COS 3-10 - Quantifying microbial and plant determinants of soil carbon flux responses to various climate changes

Monday, August 12, 2019: 4:40 PM
M112, Kentucky International Convention Center
Qi Qi1,2, Yunfeng Yang1, Jizhong Zhou3 and Linwei Wu4, (1)School of Environment, Tsinghua University, Beijing, China, (2)Plant, Oklahoma University, Norman, OK, (3)Institute for Environmental Genomics, Consolidated Core Laboratory, Department of Microbiology and Plant Biology, and School of Civil Engineering and Environmental Sciences, University of Oklahoma, Norman, OK, (4)Institute for Environmental Genomics and Department of Microbiology and Plant Biology, University of Oklahoma, Norman, OK
Background/Question/Methods

The Tibetan Plateau is witnessing a warming rate of 0.2 oC per decade, which dwarfing the rate of global warming by a factor of two. Consequently, the precipitation pattern is projected to change in the future. In the past, the effect of warming on plants, animals and soil microbes has been well-documented, but the interactive response of microbial communities to warming and altered precipitation was still obscure in alpine ecosystem, which leads to uncertainty in soil carbon dynamics.
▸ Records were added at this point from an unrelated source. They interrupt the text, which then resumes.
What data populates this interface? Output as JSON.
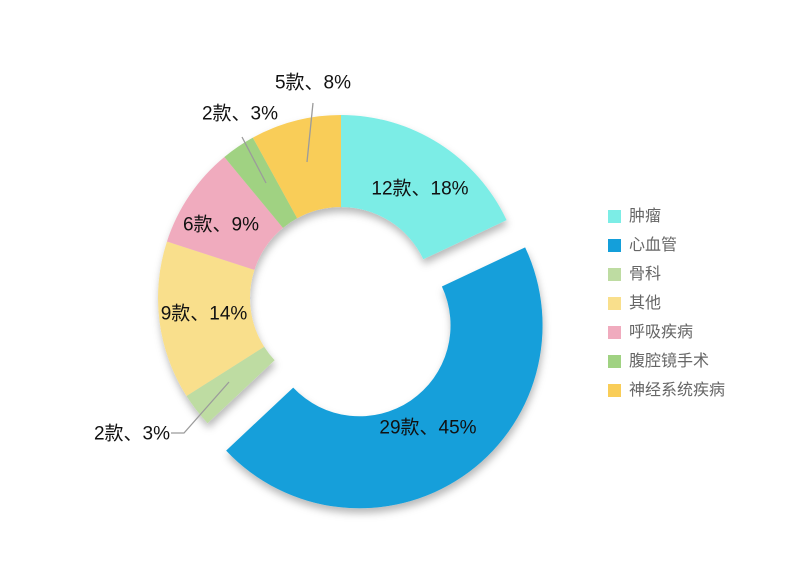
{
  "chart_data": {
    "type": "pie",
    "subtype": "donut-exploded",
    "title": "",
    "legend_position": "right",
    "start_angle_deg": 0,
    "direction": "clockwise",
    "label_format": "{count}款、{percent}%",
    "slices": [
      {
        "name": "肿瘤",
        "count": 12,
        "percent": 18,
        "label": "12款、18%",
        "color": "#7CEDE6",
        "exploded": false,
        "label_placement": "inside"
      },
      {
        "name": "心血管",
        "count": 29,
        "percent": 45,
        "label": "29款、45%",
        "color": "#149FDA",
        "exploded": true,
        "label_placement": "inside"
      },
      {
        "name": "骨科",
        "count": 2,
        "percent": 3,
        "label": "2款、3%",
        "color": "#BEDCA2",
        "exploded": false,
        "label_placement": "outside"
      },
      {
        "name": "其他",
        "count": 9,
        "percent": 14,
        "label": "9款、14%",
        "color": "#F9DF8C",
        "exploded": false,
        "label_placement": "inside"
      },
      {
        "name": "呼吸疾病",
        "count": 6,
        "percent": 9,
        "label": "6款、9%",
        "color": "#F0ABBE",
        "exploded": false,
        "label_placement": "inside"
      },
      {
        "name": "腹腔镜手术",
        "count": 2,
        "percent": 3,
        "label": "2款、3%",
        "color": "#A0D282",
        "exploded": false,
        "label_placement": "outside"
      },
      {
        "name": "神经系统疾病",
        "count": 5,
        "percent": 8,
        "label": "5款、8%",
        "color": "#F9CD58",
        "exploded": false,
        "label_placement": "outside"
      }
    ]
  },
  "colors": {
    "background": "#FFFFFF",
    "slice_label_text": "#111111",
    "legend_text": "#666666",
    "leader_line": "#9B9B9B"
  }
}
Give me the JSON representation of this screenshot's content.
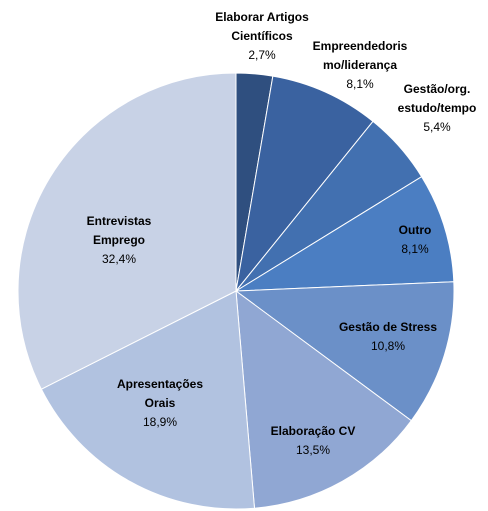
{
  "chart_data": {
    "type": "pie",
    "categories": [
      [
        "Elaborar Artigos",
        "Científicos"
      ],
      [
        "Empreendedoris",
        "mo/liderança"
      ],
      [
        "Gestão/org.",
        "estudo/tempo"
      ],
      [
        "Outro"
      ],
      [
        "Gestão de Stress"
      ],
      [
        "Elaboração CV"
      ],
      [
        "Apresentações",
        "Orais"
      ],
      [
        "Entrevistas",
        "Emprego"
      ]
    ],
    "values": [
      2.7,
      8.1,
      5.4,
      8.1,
      10.8,
      13.5,
      18.9,
      32.4
    ],
    "value_labels": [
      "2,7%",
      "8,1%",
      "5,4%",
      "8,1%",
      "10,8%",
      "13,5%",
      "18,9%",
      "32,4%"
    ],
    "colors": [
      "#2f4f7f",
      "#3a62a0",
      "#4270b0",
      "#4b7ec2",
      "#6b90c8",
      "#90a7d3",
      "#b1c2e0",
      "#c8d2e6"
    ]
  }
}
To address it, we examine how microbial functional structure, bacterial taxonomic and fungal taxonomic composition, as well as important ecosystem functions, such as soil and ecosystem carbon fluxes, respond to warming (control, +2oC) and precipitation alteration (control, +50%, -50%). Two-way ANOVA based-on mixed-effects models was used to determine the interactive effect of warming and altered precipitation on soil variables, plant variables and microbial communities. In addition, the linkage between microbial communities, plant communities and carbon fluxes were analyzed, using correlation tests. We then tested the relative roles of plant, soil, microbial in controlling soil carbon fluxes by partial Mantel test, linear mixed-effects regression and multiple regressions based on distance matric.

Results/Conclusions

Warming increased gross primary production (GPP) and ecosystem respiration (ER). Combined treatments of warming and drying significantly decreased aboveground net primary production, suggesting that water availability is a limiting factor. Increased precipitation increased net ecosystem exchange and GPP with or without warming, indicating a larger soil carbon sink. There was no interaction of warming of altered precipitation for microbial functional structure and taxonomic composition. Soil CO2 and CH4 fluxes were strongly and significantly (r > 0.70, P < 0.05) correlated with corresponding microbial functional abundances but not overall bacterial or fungal communities, decoupling microbial function from taxonomy. Microbial functional groups associated with carbon cycling and plant communities contributed to soil CO2 flux responses at the comparable levels, while microbial methanogenic and CH4-oxidizing communities were solely responsible for soil CH4 fluxes. As the C balance of cold regions is sensitive to climate changes, quantifying microbial and plant contribution is essential for predicting the direction and strength of future C dynamics. In addition, our results demonstrate that the key level at which to predict soil C fluxes may not be microbial species (by means of rRNA taxonomy), but rather microbial functional communities.